How do you follow up making one of the most cringe-worthy adverts in modern history?

Well if you're Clean Bandit, the best way to wipe the memory clean of those awful Cortana adverts would be to appear at the closing ceremony for the Baku games, a place that has banned Amnesty International and faced numerous calls to boycott it due to an appalling human rights record. Still, Grace needs some more money to dance on the table, so who cares about their history of torture, how much does it pay?

deep_stoat 9:11, reply

Absolute moron Lucy Pawle's report on an ISIS flag at Pride has been rightly ridiculed by all the papers

(except, oddly, the Times and the Guardian, where she happens to also work EDIT - Guardian have now decided to run a piece on it).

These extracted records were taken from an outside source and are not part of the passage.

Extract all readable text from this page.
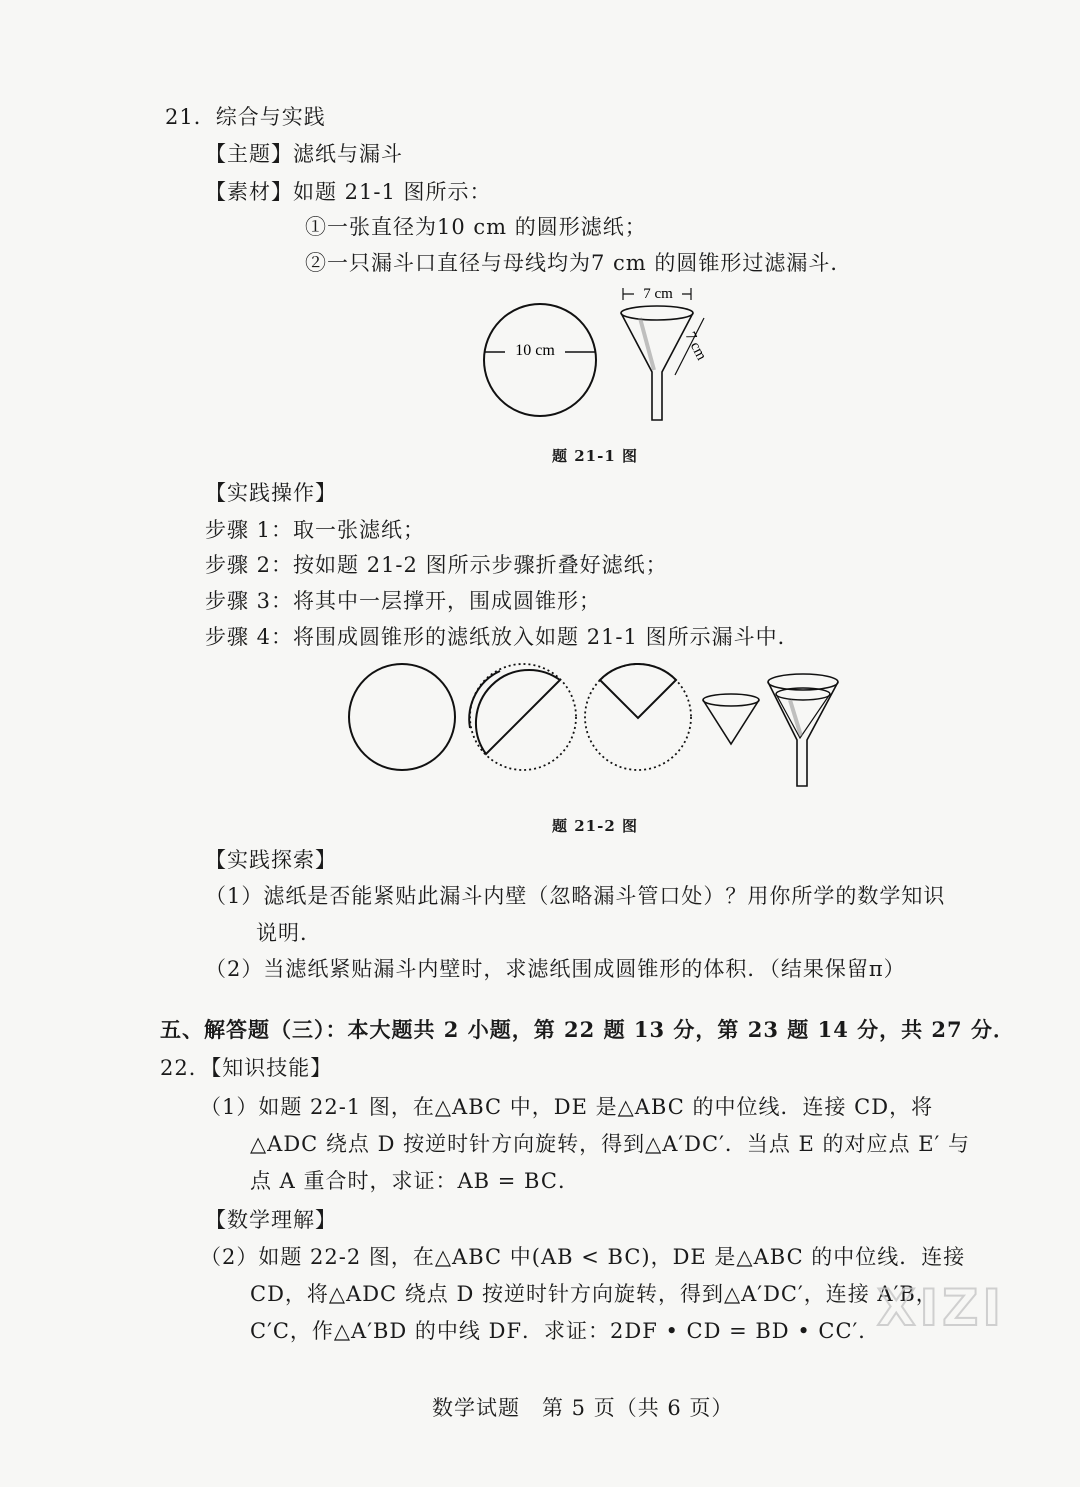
21．综合与实践
【主题】滤纸与漏斗
【素材】如题 21-1 图所示：
①一张直径为10 cm 的圆形滤纸；
②一只漏斗口直径与母线均为7 cm 的圆锥形过滤漏斗．
10 cm
7 cm
7 cm
题 21-1 图
【实践操作】
步骤 1：取一张滤纸；
步骤 2：按如题 21-2 图所示步骤折叠好滤纸；
步骤 3：将其中一层撑开，围成圆锥形；
步骤 4：将围成圆锥形的滤纸放入如题 21-1 图所示漏斗中．
题 21-2 图
【实践探索】
（1）滤纸是否能紧贴此漏斗内壁（忽略漏斗管口处）？用你所学的数学知识
说明．
（2）当滤纸紧贴漏斗内壁时，求滤纸围成圆锥形的体积．（结果保留π）
五、解答题（三）：本大题共 2 小题，第 22 题 13 分，第 23 题 14 分，共 27 分．
22．【知识技能】
（1）如题 22-1 图，在△ABC 中，DE 是△ABC 的中位线．连接 CD，将
△ADC 绕点 D 按逆时针方向旋转，得到△A′DC′．当点 E 的对应点 E′ 与
点 A 重合时，求证：AB = BC．
【数学理解】
（2）如题 22-2 图，在△ABC 中(AB < BC)，DE 是△ABC 的中位线．连接
CD，将△ADC 绕点 D 按逆时针方向旋转，得到△A′DC′，连接 A′B，
C′C，作△A′BD 的中线 DF．求证：2DF • CD = BD • CC′．
数学试题　第 5 页（共 6 页）
XIZI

Surprisingly for someone in her position she seems to have no idea how the internet works. Currently she's denying she ever made the above report, but I'm guessing that was a slip of the tongue. She also says in the CNN report that she was the only person to notice this ("I seem to be the only person who had spotted this"), seeing it when she was walking through London. However, a quick glance at her previous tweets (Lucy, they don't just disappear) shows that she spotted someone else's photo and went to investigate.

Yay journalism, a fearless reporter checks sources, denies sources, takes credit, denies credit. A column in the guardian can't be far off.

deep_stoat 9:49, reply

What she denied is calling it an ISIS flag. Which is correct, she didn't. (I have no connection to her BTW).

arthur 21:00, reply


It's not the first time a shady Middle-Eastern gentleman has convinced Paris she's going down. And then filmed it.

rogermoore 11:50, reply

Ha, good work that man!

In hijack news, spotted senior citizen duping Apprentice winner Mark Wright drinking in The Magpie by Liverpool Street at the weekend. Whilst IDNSHC I can report that his upper head is unnaturally large. The smug search engine pimping twat.

spank_daley 10:45, reply

The only way that this could have been better would have been if the journo had been Jenn Selby. P.S. You still want to do the sex with her, though, don't you D_S?

plasticflamingo 10:43, reply


deep_stoat 10:51, reply

RIP Chris Squire from Yes

briankilb 7:03, reply

No longer telling Wonderous Stories.

mister_groping 14:57, reply

mike_hunt 15:39, reply

philanderer 17:48, reply

No, that is Carol Thatcher,

she just thinks she's Chris Squire.

briankilb 22:15, reply

Sorry, Just can't see the pun in that.

arch_crippledick 8:23, reply

How about

As a rock guitarist, he was close to The Edge.

mike_hunt 9:58, reply

He's dead,

he's not gonna Wake-man

mike_hunt 10:13, reply

Was in the Question Time audience last night...

...Alan Milburn was dead behind the eyes and looked very much like an airbrushed android. Only a 1960s mannequin could have hair like that. He botched his cue when called to the stage and nearly tripped up as he did so, making him only mildly less spazzy than E.Miliband. Basically, yet another mediocrity with even less personality than Broon and Miliband The Younger.

Giles Fraser and Amber Rudd flirted with each other shamelessly before the cameras started rolling, while said baldy git hammed it up for the punters and had make up lightly dusted on his dome.

The UKIP woman was saying anything to appeal to the audience (so was Milburn), and blurted out a Freudian slip ("Meditter-RACE-ian!") while Dimbelby and the Floor Manager were plainly frustrated stand-ups, given their non-stop off-camera gags. Fraser Nelson was surprisingly nice for a Tory, and was probably the only sincere man on the panel, despite the curious voice.

Sadly, the Oasis Academy's bogs were unisex, and so had no latrines. Therefore, IDNSHC as standard, though I'm happy to report that the show has never had to edit out any swearing. Pissflaps.

changeroftheways 22:26, reply

Well, I'm watching Kanye and I'm going to call it

The emperor has no clothes

john_lewis_partnership 21:31, reply

meanwhile, big news from dexys hq

kevin rowland has just started watching 'entourage'. he's watching it "from the beginning" and he loves it - "brilliant character depiction".